Hezbollah is working to bolster President Bashar Assad's regime
and its fighters are part of his "killing machine," the U.S. ambassador to the
U.N. said Monday.
"[Hezbollah leader Sayyed Hasan] Nasrallah's fighters are now part of Assad's killing machine and Hezbollah leaders continue to plot with Iran new measures to prop up a murderous and desperate dictator," Susan Rice said during a U.N. Security Council debate on the situation in the Middle East.
Rice also warned of the possibility that the ongoing unrest in Syria will have negative repercussions on other countries, giving Lebanon as an example of a state that is feeling the effects of the conflict.
"No one can deny that Assad's war against the Syrian people now poses real challenges to all of Syria's neighbors, including Lebanon. From deadly Syrian regime attacks across the border to tens of thousands of refugees, Lebanon is already suffering the consequences of this conflict," she said.
The ambassador also criticized Hezbollah for its use of the term "resistance" to describe itself, calling this deceptive: "Hezbollah's active and growing support for Assad's war exposes Hasan Nasrallah's claims of promoting Lebanon's national interest as nothing more than a deadly form of deception. The group's leaders may try to change the subject by invoking hollow rhetoric about so-called resistance, but the truth is plain to see."
Last week, Nasrallah denied reports that members of his group were fighting alongside Assad's forces, but Rice called on the international community to dig deeper into Hezbollah's involvement in the Syrian conflict.
"We encourage the international community to counter Hezbollah's terrorist activity and do more to expose Hezbollah's deepening involvement in Assad's war," she said, adding that "we commend the Lebanese government -- and the Lebanese Armed Forces in particular -- for maintaining stability and law and order at this critical juncture."
Rice said the U.S. welcomes the efforts of President Michel Sleiman and others to promote dialogue, "including with respect to the disarmament of illegal militias, as called for in U.N. Security Council Resolution 1559, and we reiterate our firm commitment to a stable, sovereign and independent Lebanon."

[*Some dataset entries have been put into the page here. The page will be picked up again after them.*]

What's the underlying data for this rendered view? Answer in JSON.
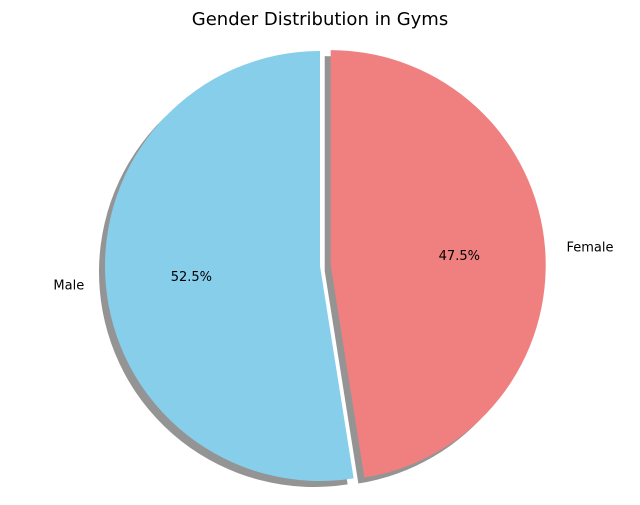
{
  "chart_data": {
    "type": "pie",
    "title": "Gender Distribution in Gyms",
    "categories": [
      "Male",
      "Female"
    ],
    "values": [
      52.5,
      47.5
    ],
    "percent_labels": [
      "52.5%",
      "47.5%"
    ],
    "colors": [
      "#87ceeb",
      "#f08080"
    ],
    "explode": [
      0,
      0.05
    ],
    "start_angle_deg": 90,
    "shadow": true,
    "legend": "none"
  }
}
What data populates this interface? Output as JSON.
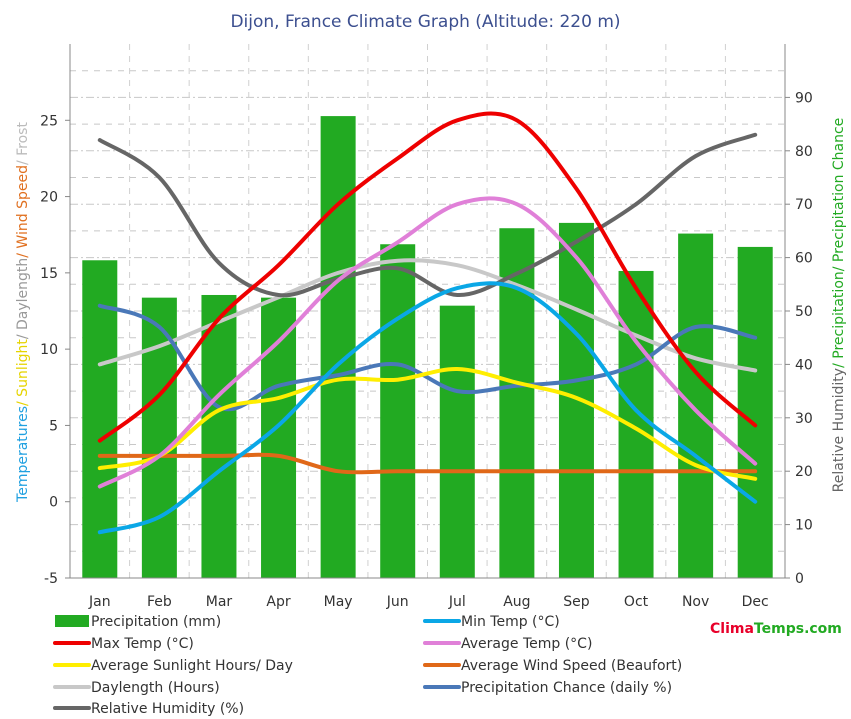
{
  "chart_data": {
    "type": "bar",
    "title": "Dijon, France Climate Graph (Altitude: 220 m)",
    "categories": [
      "Jan",
      "Feb",
      "Mar",
      "Apr",
      "May",
      "Jun",
      "Jul",
      "Aug",
      "Sep",
      "Oct",
      "Nov",
      "Dec"
    ],
    "y_left": {
      "range": [
        -5,
        30
      ],
      "ticks": [
        -5,
        0,
        5,
        10,
        15,
        20,
        25
      ],
      "label_parts": [
        {
          "text": "Temperatures",
          "color": "#1fa0e0"
        },
        {
          "text": "/ Sunlight",
          "color": "#e6d400"
        },
        {
          "text": "/ Daylength",
          "color": "#999999"
        },
        {
          "text": "/ Wind Speed",
          "color": "#e07020"
        },
        {
          "text": "/ Frost",
          "color": "#bbbbbb"
        }
      ]
    },
    "y_right": {
      "range": [
        0,
        100
      ],
      "ticks": [
        0,
        10,
        20,
        30,
        40,
        50,
        60,
        70,
        80,
        90
      ],
      "label_parts": [
        {
          "text": "Relative Humidity",
          "color": "#666666"
        },
        {
          "text": "/ Precipitation",
          "color": "#22aa22"
        },
        {
          "text": "/ Precipitation Chance",
          "color": "#22aa22"
        }
      ]
    },
    "series": [
      {
        "name": "Precipitation (mm)",
        "kind": "bar",
        "axis": "right",
        "color": "#22aa22",
        "values": [
          59.5,
          52.5,
          53,
          52.5,
          86.5,
          62.5,
          51,
          65.5,
          66.5,
          57.5,
          64.5,
          62
        ]
      },
      {
        "name": "Min Temp (°C)",
        "kind": "line",
        "axis": "left",
        "color": "#0aa7e6",
        "values": [
          -2,
          -1,
          2,
          5,
          9,
          12,
          14,
          14,
          11,
          6,
          3,
          0
        ]
      },
      {
        "name": "Max Temp (°C)",
        "kind": "line",
        "axis": "left",
        "color": "#ee0000",
        "values": [
          4,
          7,
          12,
          15.5,
          19.5,
          22.5,
          25,
          25,
          20.5,
          14,
          8.5,
          5
        ]
      },
      {
        "name": "Average Temp (°C)",
        "kind": "line",
        "axis": "left",
        "color": "#e080d8",
        "values": [
          1,
          3,
          7,
          10.5,
          14.5,
          17,
          19.5,
          19.5,
          16,
          10.5,
          6,
          2.5
        ]
      },
      {
        "name": "Average Sunlight Hours/ Day",
        "kind": "line",
        "axis": "left",
        "color": "#ffee00",
        "values": [
          2.2,
          3,
          6,
          6.8,
          8,
          8,
          8.7,
          7.8,
          6.8,
          4.8,
          2.4,
          1.5
        ]
      },
      {
        "name": "Average Wind Speed (Beaufort)",
        "kind": "line",
        "axis": "left",
        "color": "#e06818",
        "values": [
          3,
          3,
          3,
          3,
          2,
          2,
          2,
          2,
          2,
          2,
          2,
          2
        ]
      },
      {
        "name": "Daylength (Hours)",
        "kind": "line",
        "axis": "left",
        "color": "#c8c8c8",
        "values": [
          9,
          10.2,
          11.8,
          13.4,
          15,
          15.8,
          15.5,
          14.2,
          12.6,
          10.9,
          9.4,
          8.6
        ]
      },
      {
        "name": "Precipitation Chance (daily %)",
        "kind": "line",
        "axis": "right",
        "color": "#4a78b8",
        "values": [
          51,
          47,
          32,
          36,
          38,
          40,
          35,
          36,
          37,
          40,
          47,
          45
        ]
      },
      {
        "name": "Relative Humidity (%)",
        "kind": "line",
        "axis": "right",
        "color": "#666666",
        "values": [
          82,
          75,
          59,
          53,
          56,
          58,
          53,
          57,
          63,
          70,
          79,
          83
        ]
      }
    ],
    "legend_placement": "bottom",
    "grid": true
  },
  "brand": {
    "part1": "Clima",
    "part2": "Temps",
    "part3": ".com",
    "color1": "#e8002a",
    "color2": "#22aa22"
  }
}
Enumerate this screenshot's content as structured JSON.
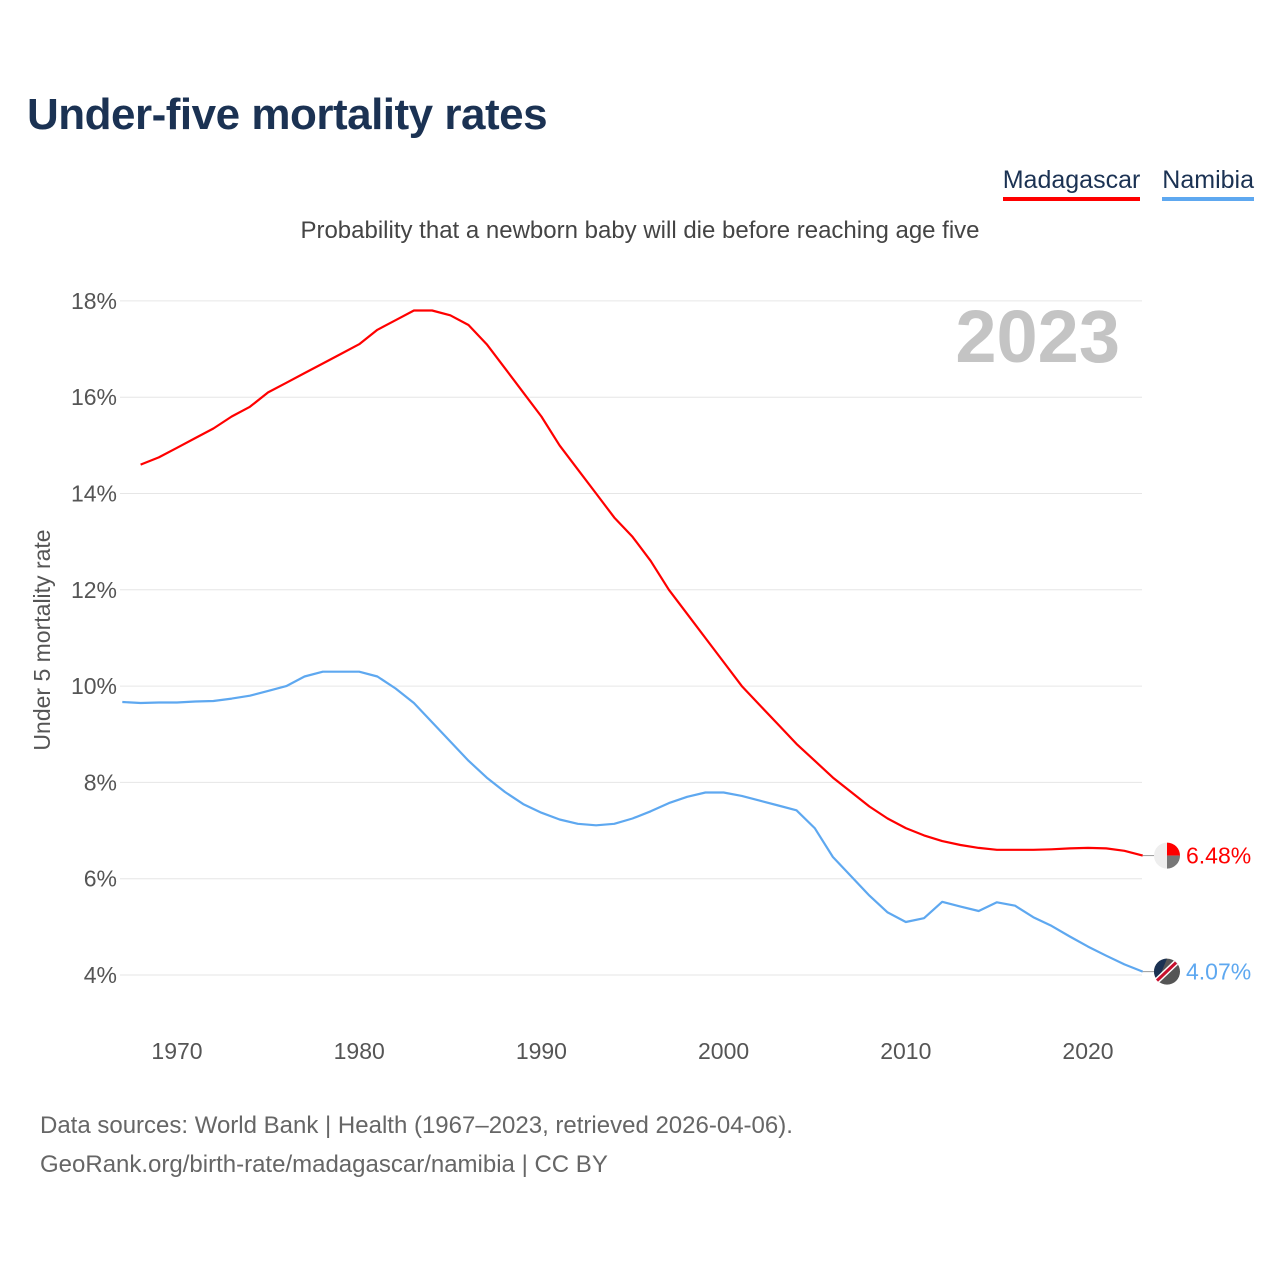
{
  "title": "Under-five mortality rates",
  "subtitle": "Probability that a newborn baby will die before reaching age five",
  "footer": {
    "line1": "Data sources: World Bank | Health (1967–2023, retrieved 2026-04-06).",
    "line2": "GeoRank.org/birth-rate/madagascar/namibia | CC BY"
  },
  "chart_data": {
    "type": "line",
    "title": "Under-five mortality rates",
    "subtitle": "Probability that a newborn baby will die before reaching age five",
    "ylabel": "Under 5 mortality rate",
    "xlabel": "",
    "year_label": "2023",
    "xlim": [
      1967,
      2023
    ],
    "ylim": [
      3.2,
      18.5
    ],
    "xticks": [
      1970,
      1980,
      1990,
      2000,
      2010,
      2020
    ],
    "yticks": [
      4,
      6,
      8,
      10,
      12,
      14,
      16,
      18
    ],
    "ytick_labels": [
      "4%",
      "6%",
      "8%",
      "10%",
      "12%",
      "14%",
      "16%",
      "18%"
    ],
    "grid": true,
    "legend_position": "top-right",
    "series": [
      {
        "name": "Madagascar",
        "color": "#ff0000",
        "end_label": "6.48%",
        "x_start": 1968,
        "values": [
          14.6,
          14.75,
          14.95,
          15.15,
          15.35,
          15.6,
          15.8,
          16.1,
          16.3,
          16.5,
          16.7,
          16.9,
          17.1,
          17.4,
          17.6,
          17.8,
          17.8,
          17.7,
          17.5,
          17.1,
          16.6,
          16.1,
          15.6,
          15.0,
          14.5,
          14.0,
          13.5,
          13.1,
          12.6,
          12.0,
          11.5,
          11.0,
          10.5,
          10.0,
          9.6,
          9.2,
          8.8,
          8.45,
          8.1,
          7.8,
          7.5,
          7.25,
          7.05,
          6.9,
          6.78,
          6.7,
          6.64,
          6.6,
          6.6,
          6.6,
          6.61,
          6.63,
          6.64,
          6.63,
          6.58,
          6.48
        ]
      },
      {
        "name": "Namibia",
        "color": "#5ea8f0",
        "end_label": "4.07%",
        "x_start": 1967,
        "values": [
          9.67,
          9.65,
          9.66,
          9.66,
          9.68,
          9.69,
          9.74,
          9.8,
          9.9,
          10.0,
          10.2,
          10.3,
          10.3,
          10.3,
          10.2,
          9.95,
          9.65,
          9.25,
          8.85,
          8.45,
          8.1,
          7.8,
          7.55,
          7.37,
          7.23,
          7.14,
          7.11,
          7.14,
          7.25,
          7.4,
          7.57,
          7.7,
          7.79,
          7.79,
          7.72,
          7.62,
          7.52,
          7.42,
          7.05,
          6.45,
          6.05,
          5.65,
          5.3,
          5.1,
          5.18,
          5.52,
          5.42,
          5.33,
          5.51,
          5.44,
          5.2,
          5.02,
          4.8,
          4.59,
          4.4,
          4.22,
          4.07
        ]
      }
    ]
  }
}
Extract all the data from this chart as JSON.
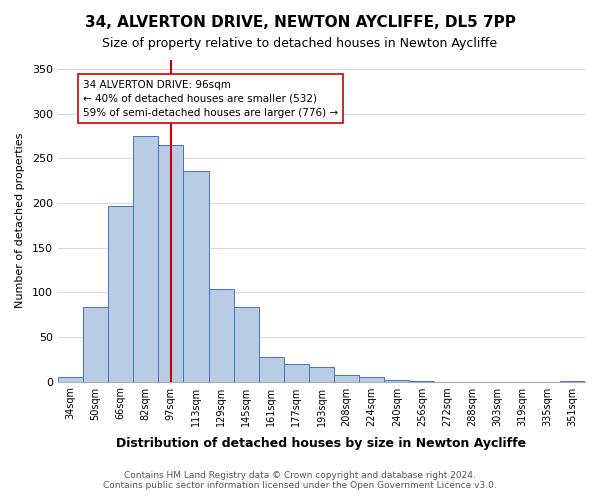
{
  "title": "34, ALVERTON DRIVE, NEWTON AYCLIFFE, DL5 7PP",
  "subtitle": "Size of property relative to detached houses in Newton Aycliffe",
  "xlabel": "Distribution of detached houses by size in Newton Aycliffe",
  "ylabel": "Number of detached properties",
  "footer_line1": "Contains HM Land Registry data © Crown copyright and database right 2024.",
  "footer_line2": "Contains public sector information licensed under the Open Government Licence v3.0.",
  "bar_labels": [
    "34sqm",
    "50sqm",
    "66sqm",
    "82sqm",
    "97sqm",
    "113sqm",
    "129sqm",
    "145sqm",
    "161sqm",
    "177sqm",
    "193sqm",
    "208sqm",
    "224sqm",
    "240sqm",
    "256sqm",
    "272sqm",
    "288sqm",
    "303sqm",
    "319sqm",
    "335sqm",
    "351sqm"
  ],
  "bar_heights": [
    5,
    84,
    196,
    275,
    265,
    236,
    104,
    84,
    28,
    20,
    16,
    7,
    5,
    2,
    1,
    0,
    0,
    0,
    0,
    0,
    1
  ],
  "bar_color": "#b8cce4",
  "bar_edge_color": "#4472c4",
  "vline_x": 4,
  "vline_color": "#cc0000",
  "annotation_title": "34 ALVERTON DRIVE: 96sqm",
  "annotation_line2": "← 40% of detached houses are smaller (532)",
  "annotation_line3": "59% of semi-detached houses are larger (776) →",
  "annotation_box_color": "#ffffff",
  "annotation_box_edge": "#cc0000",
  "ylim": [
    0,
    360
  ],
  "yticks": [
    0,
    50,
    100,
    150,
    200,
    250,
    300,
    350
  ],
  "bg_color": "#ffffff",
  "grid_color": "#d0d8e4"
}
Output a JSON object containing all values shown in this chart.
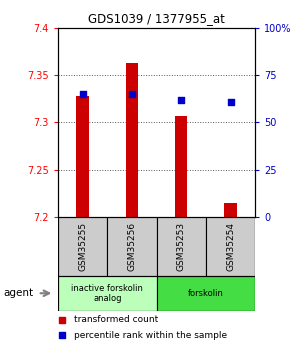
{
  "title": "GDS1039 / 1377955_at",
  "samples": [
    "GSM35255",
    "GSM35256",
    "GSM35253",
    "GSM35254"
  ],
  "bar_values": [
    7.328,
    7.363,
    7.307,
    7.215
  ],
  "bar_base": 7.2,
  "percentile_values": [
    65,
    65,
    62,
    61
  ],
  "ylim_left": [
    7.2,
    7.4
  ],
  "ylim_right": [
    0,
    100
  ],
  "yticks_left": [
    7.2,
    7.25,
    7.3,
    7.35,
    7.4
  ],
  "yticks_right": [
    0,
    25,
    50,
    75,
    100
  ],
  "ytick_labels_right": [
    "0",
    "25",
    "50",
    "75",
    "100%"
  ],
  "bar_color": "#cc0000",
  "percentile_color": "#0000cc",
  "grid_color": "#555555",
  "agent_groups": [
    {
      "label": "inactive forskolin\nanalog",
      "span": [
        0,
        2
      ],
      "color": "#bbffbb"
    },
    {
      "label": "forskolin",
      "span": [
        2,
        4
      ],
      "color": "#44dd44"
    }
  ],
  "legend_bar_label": "transformed count",
  "legend_pct_label": "percentile rank within the sample",
  "box_bg": "#cccccc",
  "bar_width": 0.25
}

Jeffrey Feltman, U.N. undersecretary-general for political affairs and former U.S. ambassador to Lebanon, said that Lebanese areas near the border with Syria are still threatened by a possible spillover from Syria.
Feltman told the Security Council that the Syrian conflict is spiraling beyond its border, affecting Lebanon, the [Israeli occupied] Golan Heights, and the Syrian-Turkish border. U.N. chief Ban Ki-moon has expressed his alarm at escalation on the border. Israel's Ambassador to the U.N. Ron Prosor said that by providing Hezbollah with sophisticated arms, Iran is turning Lebanon into an "outpost for terror."
"Iran has provided Hezbollah with the funds, training and advanced weapons to hijack the Lebanese state and transform it into an outpost for terror," Prosor said.
Hezbollah claimed responsibility last week for the launch of an unmanned drone which Israel shot down earlier this month after it flew 55 km into its territory.
Nasrallah said the drone's parts were made in Iran but assembled by Hezbollah, adding that the drone's flight was "not the first time and will not be the last."
Prosor said "one does not need any further evidence that Hezbollah is a direct proxy of the Iranian regime," adding that its "continued provocations could have devastating consequences for the region."
Tensions have increased in the Middle East with Israel threatening to bomb the nuclear sites of Hezbollah's patron Iran.